Nate Diaz has always been this way. When he fought Conor McGregor, the beef was real because both guys genuinely wanted to prove something. When he fought Jorge Masvidal, the respect was real because both guys acknowledged each other's careers. When he fought Leon Edwards, the animosity was real because Leon talked down to him. Diaz does not manufacture emotions. He shows up, says what he thinks, fights how he fights, and goes home.
He called the Netflix card "a card full of free fighters" at the New York press conference. He wasn't lying about that either. Every fighter on Saturday's card left the UFC. And the way they're promoting it, with real respect between opponents instead of fake death threats, is starting to look like a better model than what the UFC just sold the world at UFC 328.
The Bigger Question
Here's what I keep sitting with. If the UFC's own CEO is co-signing fake beefs as "#2 on the all time bad blood list," what does that tell you about how the promotion views its audience?
It tells you they think we'll buy anything as long as the buildup is loud enough. And for a week, most of us did. We wrote about the gun threats like they were real. We analyzed the security measures. We debated whether the fight might get cancelled. The whole MMA media ecosystem took the bait because Strickland and Chimaev committed to the bit so hard that questioning it felt like being naive.
Then the mask came off in the Octagon and Nate Diaz said what the rest of us were too slow to say.
"They were faking the funk."
Four days before his own fight. On his own promotion's YouTube channel. Looking directly at Mike Perry while explaining exactly why their fight on Saturday is going to be different.
Whether Diaz vs Perry is a better fight than Strickland vs Chimaev remains to be seen. But at least when Nate walks to the cage on Saturday night, the look on his face is going to be real. The respect between him and Perry is going to be real. And when one of them gets hit, the violence is going to be real.
That's worth something in a sport where apparently we can't even trust the trash talk anymore.
Thanks for riding with CageLore. Stay locked in!
Frequently Asked Questions
What did Nate Diaz say about Strickland and Chimaev?
During a Face 2 Face segment with Mike Perry on MVP's YouTube channel, Diaz called Strickland and Chimaev "fake f***ing puppets" for manufacturing their pre-fight beef and then hugging in the Octagon after the fight. He said he "wouldn't be able to sleep at night" if he were faking beef to sell a fight.
Did Strickland admit the beef was fake?
After winning the split decision at UFC 328, Strickland apologized to fans of "all nations, creeds and religions" for his comments during fight week and acknowledged he was trying to sell the fight. Chimaev also showed immediate sportsmanship by wrapping the belt around Strickland.

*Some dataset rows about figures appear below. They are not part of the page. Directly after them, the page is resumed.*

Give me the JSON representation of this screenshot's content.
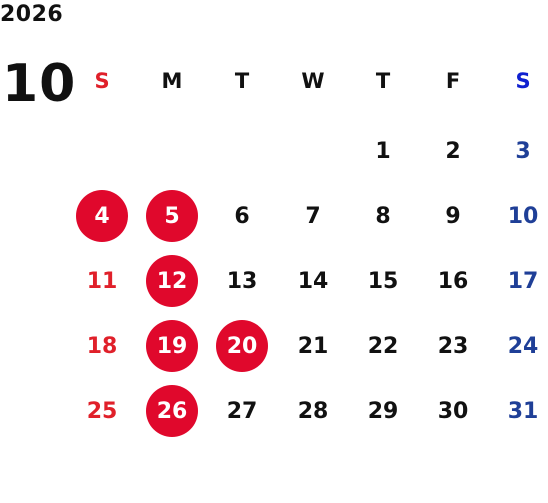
{
  "year": "2026",
  "month": "10",
  "weekdays": [
    "S",
    "M",
    "T",
    "W",
    "T",
    "F",
    "S"
  ],
  "first_weekday": 4,
  "days_in_month": 31,
  "holidays": [
    4,
    5,
    12,
    19,
    20,
    26
  ],
  "colors": {
    "sunday": "#e0202a",
    "saturday": "#1f3f97",
    "saturday_header": "#1020d0",
    "holiday_fill": "#e0082c",
    "holiday_text": "#ffffff",
    "weekday": "#111111"
  }
}
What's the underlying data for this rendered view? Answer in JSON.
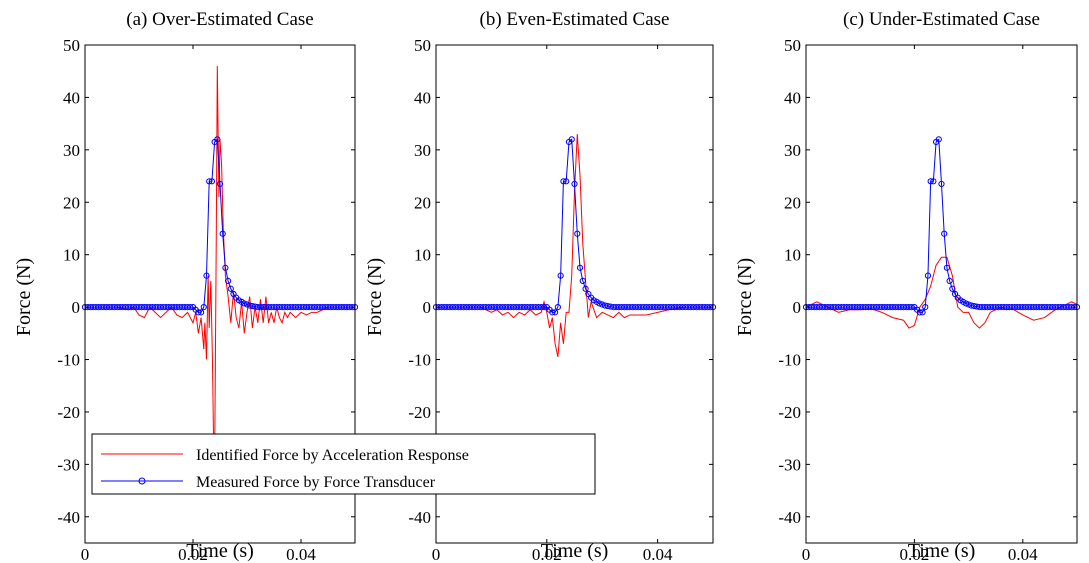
{
  "colors": {
    "identified": "#ff0000",
    "measured": "#0000ff",
    "axis": "#000000"
  },
  "legend": {
    "location": "bottom-left of panel (a)",
    "entries": [
      {
        "label": "Identified Force by Acceleration Response",
        "color": "#ff0000",
        "marker": "none"
      },
      {
        "label": "Measured Force by Force Transducer",
        "color": "#0000ff",
        "marker": "circle"
      }
    ]
  },
  "chart_data": [
    {
      "type": "line",
      "title": "(a) Over-Estimated Case",
      "xlabel": "Time (s)",
      "ylabel": "Force (N)",
      "xlim": [
        0,
        0.05
      ],
      "ylim": [
        -45,
        50
      ],
      "xticks": [
        0,
        0.02,
        0.04
      ],
      "xtick_labels": [
        "0",
        "0.02",
        "0.04"
      ],
      "yticks": [
        -40,
        -30,
        -20,
        -10,
        0,
        10,
        20,
        30,
        40,
        50
      ],
      "ytick_labels": [
        "-40",
        "-30",
        "-20",
        "-10",
        "0",
        "10",
        "20",
        "30",
        "40",
        "50"
      ],
      "grid": false,
      "series": [
        {
          "name": "Identified Force by Acceleration Response",
          "color": "#ff0000",
          "x": [
            0,
            0.006,
            0.008,
            0.009,
            0.01,
            0.011,
            0.012,
            0.013,
            0.014,
            0.015,
            0.016,
            0.017,
            0.018,
            0.019,
            0.02,
            0.0205,
            0.021,
            0.0215,
            0.022,
            0.0222,
            0.0225,
            0.0228,
            0.023,
            0.0233,
            0.0236,
            0.0238,
            0.024,
            0.0243,
            0.0245,
            0.0248,
            0.025,
            0.0253,
            0.0256,
            0.026,
            0.0265,
            0.027,
            0.0275,
            0.028,
            0.0285,
            0.029,
            0.0295,
            0.03,
            0.0305,
            0.031,
            0.0315,
            0.032,
            0.0325,
            0.033,
            0.0335,
            0.034,
            0.0345,
            0.035,
            0.0355,
            0.036,
            0.0365,
            0.037,
            0.0375,
            0.038,
            0.039,
            0.04,
            0.041,
            0.042,
            0.043,
            0.045,
            0.048,
            0.05
          ],
          "y": [
            0,
            0,
            -0.5,
            0,
            -1.5,
            -2,
            0,
            -1,
            -2,
            -1,
            0,
            -1.5,
            -2,
            -1,
            -3,
            -1,
            -5,
            -2,
            -8,
            -3,
            -10,
            6,
            -4,
            5,
            -10,
            -25,
            -31,
            12,
            46,
            21,
            32,
            27,
            15,
            6,
            2,
            -3,
            3,
            -2,
            -4,
            1,
            -5,
            -1,
            2,
            -4,
            0,
            -3,
            1.5,
            -3,
            2,
            -3,
            -1,
            -3,
            0,
            -2,
            -3,
            -1,
            -2,
            -1,
            -2,
            -1,
            -1.5,
            -1,
            -1,
            0,
            0,
            0
          ]
        },
        {
          "name": "Measured Force by Force Transducer",
          "color": "#0000ff",
          "marker": "circle",
          "x": [
            0,
            0.0005,
            0.001,
            0.0015,
            0.002,
            0.0025,
            0.003,
            0.0035,
            0.004,
            0.0045,
            0.005,
            0.0055,
            0.006,
            0.0065,
            0.007,
            0.0075,
            0.008,
            0.0085,
            0.009,
            0.0095,
            0.01,
            0.0105,
            0.011,
            0.0115,
            0.012,
            0.0125,
            0.013,
            0.0135,
            0.014,
            0.0145,
            0.015,
            0.0155,
            0.016,
            0.0165,
            0.017,
            0.0175,
            0.018,
            0.0185,
            0.019,
            0.0195,
            0.02,
            0.0205,
            0.021,
            0.0215,
            0.022,
            0.0225,
            0.023,
            0.0235,
            0.024,
            0.0245,
            0.025,
            0.0255,
            0.026,
            0.0265,
            0.027,
            0.0275,
            0.028,
            0.0285,
            0.029,
            0.0295,
            0.03,
            0.0305,
            0.031,
            0.0315,
            0.032,
            0.0325,
            0.033,
            0.0335,
            0.034,
            0.0345,
            0.035,
            0.0355,
            0.036,
            0.0365,
            0.037,
            0.0375,
            0.038,
            0.0385,
            0.039,
            0.0395,
            0.04,
            0.0405,
            0.041,
            0.0415,
            0.042,
            0.0425,
            0.043,
            0.0435,
            0.044,
            0.0445,
            0.045,
            0.0455,
            0.046,
            0.0465,
            0.047,
            0.0475,
            0.048,
            0.0485,
            0.049,
            0.0495,
            0.05
          ],
          "y": [
            0,
            0,
            0,
            0,
            0,
            0,
            0,
            0,
            0,
            0,
            0,
            0,
            0,
            0,
            0,
            0,
            0,
            0,
            0,
            0,
            0,
            0,
            0,
            0,
            0,
            0,
            0,
            0,
            0,
            0,
            0,
            0,
            0,
            0,
            0,
            0,
            0,
            0,
            0,
            0,
            0,
            -0.5,
            -1,
            -1,
            0,
            6,
            24,
            24,
            31.5,
            32,
            23.5,
            14,
            7.5,
            5,
            3.5,
            2.5,
            1.8,
            1.3,
            1,
            0.7,
            0.5,
            0.3,
            0.2,
            0.1,
            0,
            0,
            0,
            0,
            0,
            0,
            0,
            0,
            0,
            0,
            0,
            0,
            0,
            0,
            0,
            0,
            0,
            0,
            0,
            0,
            0,
            0,
            0,
            0,
            0,
            0,
            0,
            0,
            0,
            0,
            0,
            0,
            0,
            0,
            0,
            0,
            0
          ]
        }
      ]
    },
    {
      "type": "line",
      "title": "(b) Even-Estimated Case",
      "xlabel": "Time (s)",
      "ylabel": "Force (N)",
      "xlim": [
        0,
        0.05
      ],
      "ylim": [
        -45,
        50
      ],
      "xticks": [
        0,
        0.02,
        0.04
      ],
      "xtick_labels": [
        "0",
        "0.02",
        "0.04"
      ],
      "yticks": [
        -40,
        -30,
        -20,
        -10,
        0,
        10,
        20,
        30,
        40,
        50
      ],
      "ytick_labels": [
        "-40",
        "-30",
        "-20",
        "-10",
        "0",
        "10",
        "20",
        "30",
        "40",
        "50"
      ],
      "grid": false,
      "series": [
        {
          "name": "Identified Force by Acceleration Response",
          "color": "#ff0000",
          "x": [
            0,
            0.008,
            0.01,
            0.011,
            0.012,
            0.013,
            0.014,
            0.015,
            0.016,
            0.017,
            0.018,
            0.019,
            0.0195,
            0.02,
            0.0205,
            0.021,
            0.0215,
            0.022,
            0.0225,
            0.023,
            0.0235,
            0.024,
            0.0245,
            0.025,
            0.0255,
            0.026,
            0.0265,
            0.027,
            0.0275,
            0.028,
            0.029,
            0.03,
            0.031,
            0.032,
            0.033,
            0.034,
            0.035,
            0.036,
            0.037,
            0.038,
            0.04,
            0.042,
            0.045,
            0.05
          ],
          "y": [
            0,
            0,
            -1,
            -0.5,
            -1.5,
            -1,
            -2,
            -1,
            -1.5,
            -0.5,
            -1.5,
            -1,
            1,
            -1,
            -4,
            -2,
            -7,
            -9.5,
            -3,
            -7,
            -1,
            -1,
            6,
            22,
            33,
            25,
            12,
            5,
            -2,
            1,
            -2,
            -1,
            -1.5,
            -2,
            -1,
            -2,
            -1.5,
            -1.5,
            -1.5,
            -1.5,
            -1,
            -0.5,
            0,
            0
          ]
        },
        {
          "name": "Measured Force by Force Transducer",
          "color": "#0000ff",
          "marker": "circle",
          "x": [
            0,
            0.0005,
            0.001,
            0.0015,
            0.002,
            0.0025,
            0.003,
            0.0035,
            0.004,
            0.0045,
            0.005,
            0.0055,
            0.006,
            0.0065,
            0.007,
            0.0075,
            0.008,
            0.0085,
            0.009,
            0.0095,
            0.01,
            0.0105,
            0.011,
            0.0115,
            0.012,
            0.0125,
            0.013,
            0.0135,
            0.014,
            0.0145,
            0.015,
            0.0155,
            0.016,
            0.0165,
            0.017,
            0.0175,
            0.018,
            0.0185,
            0.019,
            0.0195,
            0.02,
            0.0205,
            0.021,
            0.0215,
            0.022,
            0.0225,
            0.023,
            0.0235,
            0.024,
            0.0245,
            0.025,
            0.0255,
            0.026,
            0.0265,
            0.027,
            0.0275,
            0.028,
            0.0285,
            0.029,
            0.0295,
            0.03,
            0.0305,
            0.031,
            0.0315,
            0.032,
            0.0325,
            0.033,
            0.0335,
            0.034,
            0.0345,
            0.035,
            0.0355,
            0.036,
            0.0365,
            0.037,
            0.0375,
            0.038,
            0.0385,
            0.039,
            0.0395,
            0.04,
            0.0405,
            0.041,
            0.0415,
            0.042,
            0.0425,
            0.043,
            0.0435,
            0.044,
            0.0445,
            0.045,
            0.0455,
            0.046,
            0.0465,
            0.047,
            0.0475,
            0.048,
            0.0485,
            0.049,
            0.0495,
            0.05
          ],
          "y": [
            0,
            0,
            0,
            0,
            0,
            0,
            0,
            0,
            0,
            0,
            0,
            0,
            0,
            0,
            0,
            0,
            0,
            0,
            0,
            0,
            0,
            0,
            0,
            0,
            0,
            0,
            0,
            0,
            0,
            0,
            0,
            0,
            0,
            0,
            0,
            0,
            0,
            0,
            0,
            0,
            0,
            -0.5,
            -1,
            -1,
            0,
            6,
            24,
            24,
            31.5,
            32,
            23.5,
            14,
            7.5,
            5,
            3.5,
            2.5,
            1.8,
            1.3,
            1,
            0.7,
            0.5,
            0.3,
            0.2,
            0.1,
            0,
            0,
            0,
            0,
            0,
            0,
            0,
            0,
            0,
            0,
            0,
            0,
            0,
            0,
            0,
            0,
            0,
            0,
            0,
            0,
            0,
            0,
            0,
            0,
            0,
            0,
            0,
            0,
            0,
            0,
            0,
            0,
            0,
            0,
            0,
            0,
            0
          ]
        }
      ]
    },
    {
      "type": "line",
      "title": "(c) Under-Estimated Case",
      "xlabel": "Time (s)",
      "ylabel": "Force (N)",
      "xlim": [
        0,
        0.05
      ],
      "ylim": [
        -45,
        50
      ],
      "xticks": [
        0,
        0.02,
        0.04
      ],
      "xtick_labels": [
        "0",
        "0.02",
        "0.04"
      ],
      "yticks": [
        -40,
        -30,
        -20,
        -10,
        0,
        10,
        20,
        30,
        40,
        50
      ],
      "ytick_labels": [
        "-40",
        "-30",
        "-20",
        "-10",
        "0",
        "10",
        "20",
        "30",
        "40",
        "50"
      ],
      "grid": false,
      "series": [
        {
          "name": "Identified Force by Acceleration Response",
          "color": "#ff0000",
          "x": [
            0,
            0.002,
            0.004,
            0.006,
            0.008,
            0.01,
            0.012,
            0.014,
            0.016,
            0.018,
            0.019,
            0.02,
            0.021,
            0.022,
            0.023,
            0.024,
            0.025,
            0.026,
            0.027,
            0.028,
            0.029,
            0.03,
            0.031,
            0.032,
            0.033,
            0.034,
            0.035,
            0.036,
            0.037,
            0.038,
            0.04,
            0.042,
            0.044,
            0.046,
            0.048,
            0.049,
            0.05
          ],
          "y": [
            0,
            1,
            0,
            -1,
            -0.5,
            -0.5,
            -0.3,
            -1,
            -2,
            -2.5,
            -4,
            -3.5,
            0,
            1.5,
            4,
            8,
            9.5,
            9.5,
            6,
            0,
            -1,
            -1,
            -3,
            -4,
            -3,
            -1,
            -0.5,
            0,
            -0.5,
            -0.3,
            -1.5,
            -2.5,
            -2,
            -0.5,
            0.5,
            1,
            0.5
          ]
        },
        {
          "name": "Measured Force by Force Transducer",
          "color": "#0000ff",
          "marker": "circle",
          "x": [
            0,
            0.0005,
            0.001,
            0.0015,
            0.002,
            0.0025,
            0.003,
            0.0035,
            0.004,
            0.0045,
            0.005,
            0.0055,
            0.006,
            0.0065,
            0.007,
            0.0075,
            0.008,
            0.0085,
            0.009,
            0.0095,
            0.01,
            0.0105,
            0.011,
            0.0115,
            0.012,
            0.0125,
            0.013,
            0.0135,
            0.014,
            0.0145,
            0.015,
            0.0155,
            0.016,
            0.0165,
            0.017,
            0.0175,
            0.018,
            0.0185,
            0.019,
            0.0195,
            0.02,
            0.0205,
            0.021,
            0.0215,
            0.022,
            0.0225,
            0.023,
            0.0235,
            0.024,
            0.0245,
            0.025,
            0.0255,
            0.026,
            0.0265,
            0.027,
            0.0275,
            0.028,
            0.0285,
            0.029,
            0.0295,
            0.03,
            0.0305,
            0.031,
            0.0315,
            0.032,
            0.0325,
            0.033,
            0.0335,
            0.034,
            0.0345,
            0.035,
            0.0355,
            0.036,
            0.0365,
            0.037,
            0.0375,
            0.038,
            0.0385,
            0.039,
            0.0395,
            0.04,
            0.0405,
            0.041,
            0.0415,
            0.042,
            0.0425,
            0.043,
            0.0435,
            0.044,
            0.0445,
            0.045,
            0.0455,
            0.046,
            0.0465,
            0.047,
            0.0475,
            0.048,
            0.0485,
            0.049,
            0.0495,
            0.05
          ],
          "y": [
            0,
            0,
            0,
            0,
            0,
            0,
            0,
            0,
            0,
            0,
            0,
            0,
            0,
            0,
            0,
            0,
            0,
            0,
            0,
            0,
            0,
            0,
            0,
            0,
            0,
            0,
            0,
            0,
            0,
            0,
            0,
            0,
            0,
            0,
            0,
            0,
            0,
            0,
            0,
            0,
            0,
            -0.5,
            -1,
            -1,
            0,
            6,
            24,
            24,
            31.5,
            32,
            23.5,
            14,
            7.5,
            5,
            3.5,
            2.5,
            1.8,
            1.3,
            1,
            0.7,
            0.5,
            0.3,
            0.2,
            0.1,
            0,
            0,
            0,
            0,
            0,
            0,
            0,
            0,
            0,
            0,
            0,
            0,
            0,
            0,
            0,
            0,
            0,
            0,
            0,
            0,
            0,
            0,
            0,
            0,
            0,
            0,
            0,
            0,
            0,
            0,
            0,
            0,
            0,
            0,
            0,
            0,
            0
          ]
        }
      ]
    }
  ]
}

What did Ariel Helwani say about it?
During the Face 2 Face segment, Helwani questioned the situation directly: "You win that fight and tell the world that was all for show, that was all for promotion?" He expressed disappointment at the revelation that the intense buildup may have been manufactured.
What did Dana White call the Strickland vs Chimaev beef?
During fight week, White called it the "#2 worst case of bad blood ever" in UFC history, ranking it behind only the Conor McGregor vs Khabib Nurmagomedov rivalry.
When is Nate Diaz vs Mike Perry?
Diaz fights Perry in the co-main event of MVP MMA 1 on Saturday, May 16, 2026 at the Intuit Dome in Inglewood, California. The event streams live on Netflix starting at 8 PM ET.